Analytical Positives
The primary analytical positive of RCV is its ability to accurately reflect each voting group according to their proportional representation within the electorate. For instance, a 2021 study taking into account four separate case studies from around the country found that proportional representation (or something close to it) was provided in all cases (Benade et al, 2021). Due to the small number of PNs who will move onto the next round, representation that is exactly proportional will be difficult to achieve. That said, RCV’s ability to create proportional representation means that a majority of voters will always be represented in the Debate Round (OSR, 2025).
Finally, unlike some other methods which are evaluated in this paper, RCV allows voters to express their preference between candidates that they’re voting for. This sort of preferential voting encourages constituents to express their wishes more fully which will hopefully lead to fewer strategic decisions.
Practical Negatives
As RCV is one of the most widely used alternative voting methods, it has also become heavily politicized since gaining prominence. As of 2025, it has been banned by 13 state governments around the country, dwarfing the two state governments that have fully adopted it. Although our nomination contests aren’t technically the same as the “elections” that are governed by state laws, the use of RCV could still present an issue in areas where it is banned in public elections.
Such opponents tend to point to examples like that of Alameda County, which declared the wrong candidate the winner of a 2022 school board election as a result of an error on the part of the person tallying the votes (Hassan, 2022). In many other cases, such as New York’s 2025 democratic primary election, RCV has been readily adopted by the voting population, (Hutchinson et al, 2025) (Mantel, 2025).
Analytical Negatives
The first problem with RCV has to do with the practice of Bullet Voting. While Bullet Voting is welcome in some systems where the number of selected candidates is akin to how many candidates one prefers or approves of, RCV is designed so that all ranking slots are filled. As a result, when constituents vote for only one candidate, and their candidate is eliminated, they suffer from Ballot Exhaustion. If enough ballots are exhausted, the contest will fail to achieve a Mutual Majority or Condorcet Committee. (write something separate about being forced to rank all four and testing that)

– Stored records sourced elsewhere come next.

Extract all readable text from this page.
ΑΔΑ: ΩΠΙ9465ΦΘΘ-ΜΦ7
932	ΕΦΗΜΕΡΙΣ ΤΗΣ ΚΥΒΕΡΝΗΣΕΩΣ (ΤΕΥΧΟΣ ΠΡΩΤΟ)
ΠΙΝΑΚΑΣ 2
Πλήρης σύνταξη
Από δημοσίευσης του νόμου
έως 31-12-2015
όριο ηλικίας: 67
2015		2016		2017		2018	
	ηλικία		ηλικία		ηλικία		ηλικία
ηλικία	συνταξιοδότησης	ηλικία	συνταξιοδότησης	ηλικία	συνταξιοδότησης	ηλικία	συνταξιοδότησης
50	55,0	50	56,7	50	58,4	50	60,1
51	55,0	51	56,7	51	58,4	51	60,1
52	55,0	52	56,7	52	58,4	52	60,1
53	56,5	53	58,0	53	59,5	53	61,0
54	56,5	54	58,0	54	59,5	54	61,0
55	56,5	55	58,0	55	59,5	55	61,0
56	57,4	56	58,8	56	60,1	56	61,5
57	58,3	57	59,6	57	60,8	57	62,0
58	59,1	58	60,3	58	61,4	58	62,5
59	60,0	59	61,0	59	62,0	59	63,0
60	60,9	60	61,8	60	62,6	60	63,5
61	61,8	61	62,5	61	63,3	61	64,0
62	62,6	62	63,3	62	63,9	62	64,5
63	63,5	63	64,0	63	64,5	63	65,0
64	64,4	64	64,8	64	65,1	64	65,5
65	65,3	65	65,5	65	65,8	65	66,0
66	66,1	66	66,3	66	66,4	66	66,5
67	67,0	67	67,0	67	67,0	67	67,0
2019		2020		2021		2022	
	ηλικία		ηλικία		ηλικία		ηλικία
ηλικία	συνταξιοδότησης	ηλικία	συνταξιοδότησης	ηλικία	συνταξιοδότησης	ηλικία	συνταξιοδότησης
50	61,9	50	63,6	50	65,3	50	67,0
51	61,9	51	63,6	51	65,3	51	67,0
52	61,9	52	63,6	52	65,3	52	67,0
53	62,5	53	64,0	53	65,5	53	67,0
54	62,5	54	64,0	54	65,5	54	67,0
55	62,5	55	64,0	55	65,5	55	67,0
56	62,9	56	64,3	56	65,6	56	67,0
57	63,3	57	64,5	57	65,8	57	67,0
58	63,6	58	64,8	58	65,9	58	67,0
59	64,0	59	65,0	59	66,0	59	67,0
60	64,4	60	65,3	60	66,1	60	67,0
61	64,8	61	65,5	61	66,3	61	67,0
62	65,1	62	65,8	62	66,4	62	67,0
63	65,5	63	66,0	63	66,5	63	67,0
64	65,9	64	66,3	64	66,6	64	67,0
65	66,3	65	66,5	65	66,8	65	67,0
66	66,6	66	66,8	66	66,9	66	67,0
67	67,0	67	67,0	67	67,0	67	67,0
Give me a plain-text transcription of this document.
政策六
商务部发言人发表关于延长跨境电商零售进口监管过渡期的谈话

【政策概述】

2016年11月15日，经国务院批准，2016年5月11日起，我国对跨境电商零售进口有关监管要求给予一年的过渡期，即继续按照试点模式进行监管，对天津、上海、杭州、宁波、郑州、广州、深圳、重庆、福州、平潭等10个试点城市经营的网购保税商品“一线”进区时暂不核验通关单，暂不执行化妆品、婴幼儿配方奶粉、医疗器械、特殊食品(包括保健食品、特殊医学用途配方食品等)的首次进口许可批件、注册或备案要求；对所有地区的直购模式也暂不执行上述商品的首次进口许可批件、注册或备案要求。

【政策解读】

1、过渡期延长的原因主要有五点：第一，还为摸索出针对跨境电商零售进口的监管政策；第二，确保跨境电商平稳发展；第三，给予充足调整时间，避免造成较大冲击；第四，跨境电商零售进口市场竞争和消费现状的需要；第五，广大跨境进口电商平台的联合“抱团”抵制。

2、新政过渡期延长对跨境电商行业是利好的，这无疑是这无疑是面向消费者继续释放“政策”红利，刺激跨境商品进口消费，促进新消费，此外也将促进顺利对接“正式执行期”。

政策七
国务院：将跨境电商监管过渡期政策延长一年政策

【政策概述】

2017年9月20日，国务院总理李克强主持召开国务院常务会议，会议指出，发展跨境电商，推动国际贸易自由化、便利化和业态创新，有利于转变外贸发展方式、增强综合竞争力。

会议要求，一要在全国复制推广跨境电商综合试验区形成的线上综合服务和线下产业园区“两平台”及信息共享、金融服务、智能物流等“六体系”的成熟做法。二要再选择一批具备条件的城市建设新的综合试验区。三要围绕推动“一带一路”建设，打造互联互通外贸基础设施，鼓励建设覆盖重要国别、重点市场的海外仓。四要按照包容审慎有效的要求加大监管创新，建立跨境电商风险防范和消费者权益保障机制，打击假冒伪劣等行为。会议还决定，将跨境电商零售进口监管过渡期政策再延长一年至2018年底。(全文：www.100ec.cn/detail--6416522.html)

Moreover, the “Center-Squeeze Effect” is a problem that is specific to RCV and Plurality Voting. In this scenario, there are a series of candidates on the left and right of the political spectrum and at least one in the center who is one of the Condorcet Committee Winners. However, since there are a plethora of candidates whose relatively extreme positions may attract more first place votes, first choice rankings could be pulled away from the most-preferred central candidate, resulting in their elimination from the contest. In such cases, more moderate candidates with a wider but less intense base of support may lose out to more niche candidates with more intense supporters (also known as spoilers) (Bardal et al, 2025). That said, the possibility of such a scenario is less likely in our system due to our use of a version of AV in the first elimination rounds, which tends to moderate fields of candidates as they are whittled down.